PIC TRIDACTYLE © AMÉLIE SABANOVIC
La force du collectif
Je ne sais pas si c’est parce que j’ai grandi tout proche de la forêt que j’y suis très sensible mais à l’adolescence, je me suis naturellement rapprochée d’associations naturalistes et je suis notamment devenue bénévole au Conservatoire d’Espaces Naturels (CEN) de Franche-Comté et j’ai eu la chance de partager de nombreuses sorties avec un naturaliste, un grand ornithologue que j’estime beaucoup, Dominique Michelat.
Concernant notre association, nous menons, entre-autres, tous les ans, une action avec l’aide de nos bénévoles pour la protection d’une population de salamandres tachetées, victime de collisions routières dans une reculée près de chez nous. De part ses tâches jaunes, l’espèce indique qu’elle est toxique et cela la sauve de beaucoup de prédations, mais ne l’épargne pas des collisions routières. Nous avons donné l’alerte en 2022, et nous avons entrepris, avec le département du Jura, de nombreux inventaires et la mise en place de la fermeture de la route sur les périodes les plus critiques pour elles. Il y a toujours un grand travail sur place pour sa protection. C’est une vraie chance d’avoir des responsables du territoire à l’écoute de ces problématiques et qui essaient de trouver des solutions. Les retours sont bons car la mortalité des populations a été divisée par trois en l’espace de deux ans. C’est déjà très encourageant, mais nous continuons d’y travailler en développant un système unique pour l’espèce.

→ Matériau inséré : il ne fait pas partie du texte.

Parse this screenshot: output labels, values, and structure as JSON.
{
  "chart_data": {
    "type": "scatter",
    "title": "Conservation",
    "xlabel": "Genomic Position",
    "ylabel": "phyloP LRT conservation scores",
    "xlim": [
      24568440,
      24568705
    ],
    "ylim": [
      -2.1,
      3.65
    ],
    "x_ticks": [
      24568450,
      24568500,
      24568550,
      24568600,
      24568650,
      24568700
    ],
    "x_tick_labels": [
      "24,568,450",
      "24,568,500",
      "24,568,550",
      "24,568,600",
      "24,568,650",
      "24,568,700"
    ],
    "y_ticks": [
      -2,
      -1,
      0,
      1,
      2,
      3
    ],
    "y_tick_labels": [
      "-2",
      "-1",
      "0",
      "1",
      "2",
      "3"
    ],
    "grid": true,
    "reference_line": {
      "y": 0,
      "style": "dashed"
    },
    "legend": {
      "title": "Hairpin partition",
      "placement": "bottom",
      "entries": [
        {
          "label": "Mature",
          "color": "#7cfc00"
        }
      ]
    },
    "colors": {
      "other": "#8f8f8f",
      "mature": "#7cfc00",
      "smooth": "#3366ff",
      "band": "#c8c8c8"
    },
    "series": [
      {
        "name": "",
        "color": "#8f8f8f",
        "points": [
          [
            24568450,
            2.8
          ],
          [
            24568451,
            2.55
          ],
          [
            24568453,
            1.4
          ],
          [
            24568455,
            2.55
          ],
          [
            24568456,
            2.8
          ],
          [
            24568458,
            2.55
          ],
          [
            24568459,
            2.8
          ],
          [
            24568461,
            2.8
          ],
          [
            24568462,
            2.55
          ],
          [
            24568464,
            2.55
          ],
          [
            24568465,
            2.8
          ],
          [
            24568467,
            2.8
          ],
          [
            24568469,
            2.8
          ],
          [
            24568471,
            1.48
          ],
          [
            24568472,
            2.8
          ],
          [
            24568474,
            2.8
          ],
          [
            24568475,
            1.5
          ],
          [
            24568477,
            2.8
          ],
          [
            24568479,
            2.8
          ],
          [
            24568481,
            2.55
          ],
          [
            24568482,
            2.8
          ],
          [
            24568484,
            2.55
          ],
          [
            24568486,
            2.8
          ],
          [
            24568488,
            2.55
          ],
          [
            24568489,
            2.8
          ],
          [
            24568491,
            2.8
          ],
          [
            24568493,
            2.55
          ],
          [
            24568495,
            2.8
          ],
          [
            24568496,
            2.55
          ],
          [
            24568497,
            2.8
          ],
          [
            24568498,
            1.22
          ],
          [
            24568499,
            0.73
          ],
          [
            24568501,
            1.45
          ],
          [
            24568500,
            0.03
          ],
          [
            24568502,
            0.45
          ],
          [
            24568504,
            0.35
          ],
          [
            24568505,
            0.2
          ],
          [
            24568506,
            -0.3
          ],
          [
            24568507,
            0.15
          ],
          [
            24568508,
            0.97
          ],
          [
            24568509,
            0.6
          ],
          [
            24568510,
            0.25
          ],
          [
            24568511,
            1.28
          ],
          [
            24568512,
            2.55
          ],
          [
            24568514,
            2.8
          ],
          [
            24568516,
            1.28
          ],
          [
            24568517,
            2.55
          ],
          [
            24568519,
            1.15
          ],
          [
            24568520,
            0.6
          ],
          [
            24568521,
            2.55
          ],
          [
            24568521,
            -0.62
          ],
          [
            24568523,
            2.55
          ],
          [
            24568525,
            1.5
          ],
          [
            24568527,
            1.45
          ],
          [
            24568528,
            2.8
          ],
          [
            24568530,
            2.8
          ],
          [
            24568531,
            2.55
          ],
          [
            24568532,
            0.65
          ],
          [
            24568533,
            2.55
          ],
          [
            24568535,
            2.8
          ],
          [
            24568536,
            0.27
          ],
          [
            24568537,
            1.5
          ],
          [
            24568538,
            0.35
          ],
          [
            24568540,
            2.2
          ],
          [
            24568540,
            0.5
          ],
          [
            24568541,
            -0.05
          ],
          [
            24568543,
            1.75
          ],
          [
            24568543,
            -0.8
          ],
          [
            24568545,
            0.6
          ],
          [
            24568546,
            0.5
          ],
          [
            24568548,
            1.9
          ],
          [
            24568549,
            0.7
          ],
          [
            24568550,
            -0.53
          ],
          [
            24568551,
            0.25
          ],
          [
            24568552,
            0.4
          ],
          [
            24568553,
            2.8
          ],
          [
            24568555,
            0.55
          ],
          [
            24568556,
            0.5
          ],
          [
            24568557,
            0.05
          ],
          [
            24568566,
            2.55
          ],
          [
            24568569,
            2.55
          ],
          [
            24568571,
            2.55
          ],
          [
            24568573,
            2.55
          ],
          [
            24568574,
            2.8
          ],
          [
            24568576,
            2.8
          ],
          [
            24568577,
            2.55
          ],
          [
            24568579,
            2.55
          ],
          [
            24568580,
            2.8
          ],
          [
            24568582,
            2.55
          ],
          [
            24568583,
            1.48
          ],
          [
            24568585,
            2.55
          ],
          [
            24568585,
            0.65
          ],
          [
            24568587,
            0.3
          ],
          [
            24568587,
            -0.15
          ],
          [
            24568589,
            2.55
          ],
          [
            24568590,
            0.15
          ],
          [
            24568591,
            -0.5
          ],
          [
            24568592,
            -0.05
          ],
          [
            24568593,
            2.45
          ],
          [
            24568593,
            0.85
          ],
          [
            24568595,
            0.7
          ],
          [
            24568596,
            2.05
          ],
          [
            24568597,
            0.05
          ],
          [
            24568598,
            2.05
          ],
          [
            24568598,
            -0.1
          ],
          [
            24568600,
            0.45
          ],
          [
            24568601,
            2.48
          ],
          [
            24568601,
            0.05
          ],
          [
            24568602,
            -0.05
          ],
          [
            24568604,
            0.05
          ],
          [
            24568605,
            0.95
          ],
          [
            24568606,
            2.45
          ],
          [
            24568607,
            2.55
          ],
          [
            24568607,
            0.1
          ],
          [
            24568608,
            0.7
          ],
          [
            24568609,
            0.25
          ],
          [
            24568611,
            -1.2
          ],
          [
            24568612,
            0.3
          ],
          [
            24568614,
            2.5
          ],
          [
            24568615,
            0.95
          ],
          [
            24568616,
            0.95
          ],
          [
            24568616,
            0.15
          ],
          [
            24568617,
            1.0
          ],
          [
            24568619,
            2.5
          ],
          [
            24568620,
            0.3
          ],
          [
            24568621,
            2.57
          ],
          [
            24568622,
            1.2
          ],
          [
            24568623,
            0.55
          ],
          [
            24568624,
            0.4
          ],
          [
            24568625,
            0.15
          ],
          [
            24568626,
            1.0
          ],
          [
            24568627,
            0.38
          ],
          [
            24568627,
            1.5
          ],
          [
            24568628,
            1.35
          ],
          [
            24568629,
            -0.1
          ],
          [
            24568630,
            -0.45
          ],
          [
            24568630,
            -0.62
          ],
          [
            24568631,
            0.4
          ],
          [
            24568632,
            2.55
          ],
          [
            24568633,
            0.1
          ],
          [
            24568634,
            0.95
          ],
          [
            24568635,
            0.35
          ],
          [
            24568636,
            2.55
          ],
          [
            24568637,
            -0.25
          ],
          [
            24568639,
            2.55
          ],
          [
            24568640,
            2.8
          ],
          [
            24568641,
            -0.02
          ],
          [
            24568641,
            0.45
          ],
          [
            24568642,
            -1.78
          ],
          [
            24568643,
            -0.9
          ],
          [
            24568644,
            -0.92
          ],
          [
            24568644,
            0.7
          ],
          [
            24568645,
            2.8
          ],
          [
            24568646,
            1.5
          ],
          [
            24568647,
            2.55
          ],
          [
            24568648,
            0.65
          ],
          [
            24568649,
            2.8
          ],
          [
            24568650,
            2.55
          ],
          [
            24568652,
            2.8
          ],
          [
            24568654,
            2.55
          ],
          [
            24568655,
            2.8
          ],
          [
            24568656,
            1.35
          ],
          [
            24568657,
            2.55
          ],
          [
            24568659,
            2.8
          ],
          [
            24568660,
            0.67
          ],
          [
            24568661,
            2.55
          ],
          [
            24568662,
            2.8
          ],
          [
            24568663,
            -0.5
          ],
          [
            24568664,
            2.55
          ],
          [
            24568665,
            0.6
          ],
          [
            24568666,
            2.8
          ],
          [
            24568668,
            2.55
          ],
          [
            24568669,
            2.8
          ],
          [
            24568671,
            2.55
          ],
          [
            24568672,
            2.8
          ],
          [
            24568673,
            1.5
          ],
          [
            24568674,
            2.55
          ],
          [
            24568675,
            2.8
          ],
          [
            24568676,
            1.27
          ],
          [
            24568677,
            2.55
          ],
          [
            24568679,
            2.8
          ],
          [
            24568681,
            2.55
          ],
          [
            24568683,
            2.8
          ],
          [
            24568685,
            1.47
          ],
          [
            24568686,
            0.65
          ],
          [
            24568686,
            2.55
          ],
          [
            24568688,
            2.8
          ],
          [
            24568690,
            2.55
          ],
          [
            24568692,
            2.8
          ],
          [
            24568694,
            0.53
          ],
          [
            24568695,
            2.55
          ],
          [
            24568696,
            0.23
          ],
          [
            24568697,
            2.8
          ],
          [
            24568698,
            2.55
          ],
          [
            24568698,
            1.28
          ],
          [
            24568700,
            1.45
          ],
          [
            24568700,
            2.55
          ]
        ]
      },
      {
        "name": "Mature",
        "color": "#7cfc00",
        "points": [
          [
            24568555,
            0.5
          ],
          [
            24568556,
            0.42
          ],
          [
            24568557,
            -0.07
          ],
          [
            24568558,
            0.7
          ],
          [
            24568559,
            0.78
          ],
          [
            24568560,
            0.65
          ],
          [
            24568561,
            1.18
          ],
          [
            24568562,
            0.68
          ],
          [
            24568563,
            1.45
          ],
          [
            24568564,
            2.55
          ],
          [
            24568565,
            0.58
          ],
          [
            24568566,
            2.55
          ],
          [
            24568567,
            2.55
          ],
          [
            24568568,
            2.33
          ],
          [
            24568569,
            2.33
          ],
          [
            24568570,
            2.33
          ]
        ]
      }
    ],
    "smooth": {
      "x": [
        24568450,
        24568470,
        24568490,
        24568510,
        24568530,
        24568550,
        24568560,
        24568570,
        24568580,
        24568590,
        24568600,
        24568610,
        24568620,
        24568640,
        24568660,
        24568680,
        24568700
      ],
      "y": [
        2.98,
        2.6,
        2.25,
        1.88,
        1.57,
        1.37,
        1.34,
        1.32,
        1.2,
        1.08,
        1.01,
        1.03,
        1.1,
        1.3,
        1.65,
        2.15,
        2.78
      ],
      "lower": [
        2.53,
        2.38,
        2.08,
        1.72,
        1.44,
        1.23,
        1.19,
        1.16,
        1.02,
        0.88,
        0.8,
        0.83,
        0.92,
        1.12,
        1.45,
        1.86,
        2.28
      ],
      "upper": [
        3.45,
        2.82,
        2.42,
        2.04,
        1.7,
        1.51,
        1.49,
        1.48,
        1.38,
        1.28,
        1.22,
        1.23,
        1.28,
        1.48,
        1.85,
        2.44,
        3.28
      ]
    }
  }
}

SALAMANDRE TACHETÉE © ASSOCIATION JE SUIS SENSIBLE
Je crois que ce qui fait que les actions courent sur le long terme, c’est le fait qu’on associe le partage d’informations avec des actions de terrain, les deux me semblent indissociables. Il y a quelques années, le Collectif Citoyens Résistants s'est mobilisé contre un projet de parc photovoltaïque qui prévoyait de raser une magnifique forêt de 200 hectares. Nous avons consacré de nombreuses nuits sur place pour inventorier la vie qui s’y trouvait. Nous avons découvert la présence de la plus petite chouette d’Europe, la chevêchette, qui n’était pas censée être présente à cette altitude. Nous avons fait remonter ces informations et grâce au travail commun de chacun, avec notamment Jura Nature Environnement, cette forêt a pu être sauvée. Lors d’une manifestation pour défendre cette forêt, nous avons érigé une photographie géante (bâche recyclée) d’un Lynx boréal qui vit sur ce territoire. C’était un acte fort et symbolique, comme pour avancer les preuves que la vie se trouve bien juste là, invisible pour beaucoup.